Sound — 7
There were a lot of symphonic rock patrons who tended to dismiss Emerson, Lake & Palmer as after-the-fact wanna be's, the prog-lodytes of the genre. King Crimson, Yes, and Genesis were typically recognized as the heavyweights of the progressive style, the prognosticators of the milieu. But in A Time and A Place, a 4-CD live set that dates back to the trio's August 29, 1970 debut appearance at the Isle of Wight Festival and runs through a 1998 performance of A Time and a Place, the classic threesome has proven that they deserve more than just a passing nod from the rock community. These four discs 1 through 3 represent never previously released and remastered live performances lifted directly from the soundboard and disc 4 titled This Boot's For You A Fan's View is a collection of bootleg performances culled from audience tapes reveal a band that were much more than just re-animators and interpreters of classical music funneled through keyboards, drums, and guitars. The sound here is quite impressive for a live recording.
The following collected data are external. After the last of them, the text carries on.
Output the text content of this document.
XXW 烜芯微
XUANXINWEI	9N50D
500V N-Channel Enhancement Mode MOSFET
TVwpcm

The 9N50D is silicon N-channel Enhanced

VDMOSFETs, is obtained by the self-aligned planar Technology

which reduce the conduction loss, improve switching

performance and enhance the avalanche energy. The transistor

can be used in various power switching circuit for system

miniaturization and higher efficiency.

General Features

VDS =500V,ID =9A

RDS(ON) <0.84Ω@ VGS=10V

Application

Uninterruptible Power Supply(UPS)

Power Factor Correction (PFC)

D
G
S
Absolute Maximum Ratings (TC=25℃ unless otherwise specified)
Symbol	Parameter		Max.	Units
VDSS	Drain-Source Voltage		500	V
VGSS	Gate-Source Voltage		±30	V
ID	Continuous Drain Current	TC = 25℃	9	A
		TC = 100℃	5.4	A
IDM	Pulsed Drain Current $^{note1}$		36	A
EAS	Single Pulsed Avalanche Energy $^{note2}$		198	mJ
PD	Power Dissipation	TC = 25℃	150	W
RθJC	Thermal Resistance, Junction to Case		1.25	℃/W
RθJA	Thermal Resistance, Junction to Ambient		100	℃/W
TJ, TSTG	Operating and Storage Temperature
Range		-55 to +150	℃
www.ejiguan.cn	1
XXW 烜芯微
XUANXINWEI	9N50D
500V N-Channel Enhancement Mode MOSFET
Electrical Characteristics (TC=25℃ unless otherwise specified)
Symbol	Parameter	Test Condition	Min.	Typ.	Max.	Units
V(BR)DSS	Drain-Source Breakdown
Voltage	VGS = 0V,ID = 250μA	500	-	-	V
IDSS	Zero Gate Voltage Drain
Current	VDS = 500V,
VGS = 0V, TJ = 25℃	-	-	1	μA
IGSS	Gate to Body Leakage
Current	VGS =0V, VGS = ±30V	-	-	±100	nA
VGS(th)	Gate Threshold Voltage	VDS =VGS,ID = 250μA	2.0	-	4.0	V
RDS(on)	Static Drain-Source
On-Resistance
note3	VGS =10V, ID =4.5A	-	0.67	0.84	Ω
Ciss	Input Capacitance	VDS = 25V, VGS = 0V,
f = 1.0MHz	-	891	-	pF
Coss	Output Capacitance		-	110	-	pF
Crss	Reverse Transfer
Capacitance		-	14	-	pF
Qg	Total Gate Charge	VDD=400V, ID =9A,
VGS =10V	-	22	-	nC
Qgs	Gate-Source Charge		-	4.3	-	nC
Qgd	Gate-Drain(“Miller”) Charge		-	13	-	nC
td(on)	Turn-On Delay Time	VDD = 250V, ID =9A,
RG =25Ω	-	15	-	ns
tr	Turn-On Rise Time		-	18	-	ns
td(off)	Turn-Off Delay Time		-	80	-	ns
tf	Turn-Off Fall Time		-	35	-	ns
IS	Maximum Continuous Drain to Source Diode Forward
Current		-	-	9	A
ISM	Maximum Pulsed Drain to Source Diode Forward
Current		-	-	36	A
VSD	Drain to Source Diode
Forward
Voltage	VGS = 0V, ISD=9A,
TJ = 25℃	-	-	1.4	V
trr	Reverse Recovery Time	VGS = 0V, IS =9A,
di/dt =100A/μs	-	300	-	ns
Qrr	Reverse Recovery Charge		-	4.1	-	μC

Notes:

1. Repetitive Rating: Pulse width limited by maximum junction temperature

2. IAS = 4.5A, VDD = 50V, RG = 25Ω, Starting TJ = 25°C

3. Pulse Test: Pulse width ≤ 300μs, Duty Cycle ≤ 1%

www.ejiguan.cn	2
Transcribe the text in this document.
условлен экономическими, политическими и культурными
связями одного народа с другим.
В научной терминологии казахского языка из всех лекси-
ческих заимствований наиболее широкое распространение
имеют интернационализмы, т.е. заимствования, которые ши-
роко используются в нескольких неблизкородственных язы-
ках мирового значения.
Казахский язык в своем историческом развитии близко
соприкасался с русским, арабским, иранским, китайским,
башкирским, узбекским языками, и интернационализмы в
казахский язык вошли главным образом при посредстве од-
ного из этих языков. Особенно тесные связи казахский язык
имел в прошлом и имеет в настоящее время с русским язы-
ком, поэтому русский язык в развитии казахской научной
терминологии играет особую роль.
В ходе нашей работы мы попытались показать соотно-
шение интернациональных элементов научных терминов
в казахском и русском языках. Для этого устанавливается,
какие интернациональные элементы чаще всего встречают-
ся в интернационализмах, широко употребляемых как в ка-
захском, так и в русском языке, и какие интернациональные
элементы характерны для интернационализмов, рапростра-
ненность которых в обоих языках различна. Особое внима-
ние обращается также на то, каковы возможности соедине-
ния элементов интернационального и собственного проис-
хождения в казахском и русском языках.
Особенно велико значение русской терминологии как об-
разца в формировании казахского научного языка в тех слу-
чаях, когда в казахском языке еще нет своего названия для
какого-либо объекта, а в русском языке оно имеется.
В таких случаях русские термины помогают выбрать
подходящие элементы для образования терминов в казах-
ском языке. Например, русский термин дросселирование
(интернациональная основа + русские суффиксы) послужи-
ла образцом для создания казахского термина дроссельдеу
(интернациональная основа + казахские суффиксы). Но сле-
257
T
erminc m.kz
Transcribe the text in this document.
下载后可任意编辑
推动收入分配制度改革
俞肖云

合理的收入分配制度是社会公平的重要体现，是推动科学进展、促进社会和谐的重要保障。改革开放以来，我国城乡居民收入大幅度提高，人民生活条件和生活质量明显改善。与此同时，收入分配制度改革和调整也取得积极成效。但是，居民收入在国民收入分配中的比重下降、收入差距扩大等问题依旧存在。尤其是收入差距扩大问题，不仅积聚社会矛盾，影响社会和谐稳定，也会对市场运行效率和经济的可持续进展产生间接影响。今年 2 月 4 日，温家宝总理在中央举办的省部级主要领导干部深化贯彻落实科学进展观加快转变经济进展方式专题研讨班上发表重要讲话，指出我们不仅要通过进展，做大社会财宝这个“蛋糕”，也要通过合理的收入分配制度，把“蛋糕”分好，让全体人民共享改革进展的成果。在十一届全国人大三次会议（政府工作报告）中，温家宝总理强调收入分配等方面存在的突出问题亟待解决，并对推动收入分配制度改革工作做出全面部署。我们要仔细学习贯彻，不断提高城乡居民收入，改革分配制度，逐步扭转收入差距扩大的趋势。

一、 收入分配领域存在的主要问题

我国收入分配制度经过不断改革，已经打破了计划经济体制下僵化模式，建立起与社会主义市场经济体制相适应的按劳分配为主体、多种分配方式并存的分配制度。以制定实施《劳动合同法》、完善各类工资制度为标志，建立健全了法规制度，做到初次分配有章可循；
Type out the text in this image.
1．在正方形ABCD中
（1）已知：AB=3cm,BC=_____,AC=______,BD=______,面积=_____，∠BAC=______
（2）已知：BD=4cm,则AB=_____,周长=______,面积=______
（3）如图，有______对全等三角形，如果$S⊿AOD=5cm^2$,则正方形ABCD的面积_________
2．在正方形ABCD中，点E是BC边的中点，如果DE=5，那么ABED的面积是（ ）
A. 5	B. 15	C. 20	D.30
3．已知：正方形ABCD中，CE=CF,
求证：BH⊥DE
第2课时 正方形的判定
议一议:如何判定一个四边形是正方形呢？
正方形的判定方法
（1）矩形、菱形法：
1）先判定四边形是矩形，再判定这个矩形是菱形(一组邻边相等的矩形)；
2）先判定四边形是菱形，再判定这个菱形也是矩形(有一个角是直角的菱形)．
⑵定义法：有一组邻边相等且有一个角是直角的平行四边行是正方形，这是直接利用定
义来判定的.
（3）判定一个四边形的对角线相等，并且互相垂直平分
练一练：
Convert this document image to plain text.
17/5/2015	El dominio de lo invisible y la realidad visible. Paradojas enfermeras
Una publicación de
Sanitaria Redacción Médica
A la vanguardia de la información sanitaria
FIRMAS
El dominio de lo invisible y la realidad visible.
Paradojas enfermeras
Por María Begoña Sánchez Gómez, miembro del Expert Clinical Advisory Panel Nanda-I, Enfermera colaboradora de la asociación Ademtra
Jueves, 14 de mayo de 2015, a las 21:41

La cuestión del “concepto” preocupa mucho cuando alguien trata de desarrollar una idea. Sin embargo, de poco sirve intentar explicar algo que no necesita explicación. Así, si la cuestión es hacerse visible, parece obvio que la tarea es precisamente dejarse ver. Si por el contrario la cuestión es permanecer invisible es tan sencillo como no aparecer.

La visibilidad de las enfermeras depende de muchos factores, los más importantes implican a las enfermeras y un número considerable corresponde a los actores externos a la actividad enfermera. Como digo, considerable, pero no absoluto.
As the liner notes indicate, three of the four CDs were lifted from the soundboard and went through a remastering process and maybe even some other sweetening treatments. On the first CD The Early 70s there is a very early 1970 recording of Greg Lake's 12-minute Take a Pebble from the Beat Club in Bremen, Germany, and here are captured the subtle qualities of Emerson's piano and Lake's acoustic guitar. On the intro, you can hear Emerson delicately running his fingers over the strings inside the piano to create an almost harpsichord/zither effect [a trick he pulls off on the CD's next track, Ballad of Blue]. The 12-string acoustic is pristine and yet resonates fully as an accompaniment to Lake's haunting vocal.
Lyrics — 9
Greg Lake has always possessed one of the most delicately haunting voices in all of rock. On StillYou Turn Me On and Lucky Man from the abovementioned CD, he performs these signature ELP songs as solo pieces, accompanying himself solely on acoustic guitar. His pitch is flawless and his sense of expression illuminates these self-written lyrics in a way no other singer could. The imagery borders on the flowery but still seems to work. Do you want to be an angel/Do you want to be a star/Do you want to play some magic on my guitar/Do you want to be a poet/Do you want to be my string/You could be anything, the former King Crimson vocalist/bassist sings on the opening verse of StillYou Turn Me On, his voice breathy and plaintive and full of desire.
Overall Impression — 8
The intriguing element of A Time and A Place is hearing how the band and in particular those Greg Lake vocals changed over the years. On The Early 70s disc, the band have muscle and purpose and the arrangements are whip-tight and every fill, flourish, and nuance comes through in heated energy. By the time you listen to The 90s CD, you hear a band that are not quite at the top of their game but still manage to create some ear opening moments with A Time and a Place and Touch and Go. Lake's vocal on From the Beginning is a bit pitchy and has nowhere near the magic and grace of the original from Tarkus. This Boot's For You A Fan's View, the CD composed of miscellaneous bootleg recordings probably has some value for the hardcore fan though there are hundreds of pirated ELP CDs out there but levels and overall sound quality is pretty poor. A snare drum completely obliterates a vocal and acoustic guitar tracks are sometimes non-existent. Still, A Time and a Place is a carefully constructed boxset containing the most important songs from a band that once dominated the prog landscape. And listening to Keith Emerson, Greg Lake and Carl Palmer running through 34:02 of orchestrated madness in Karn Evil 9 (1st, 2nd & 3rd Impressions) alone is worth the price of admission to the show that never ends.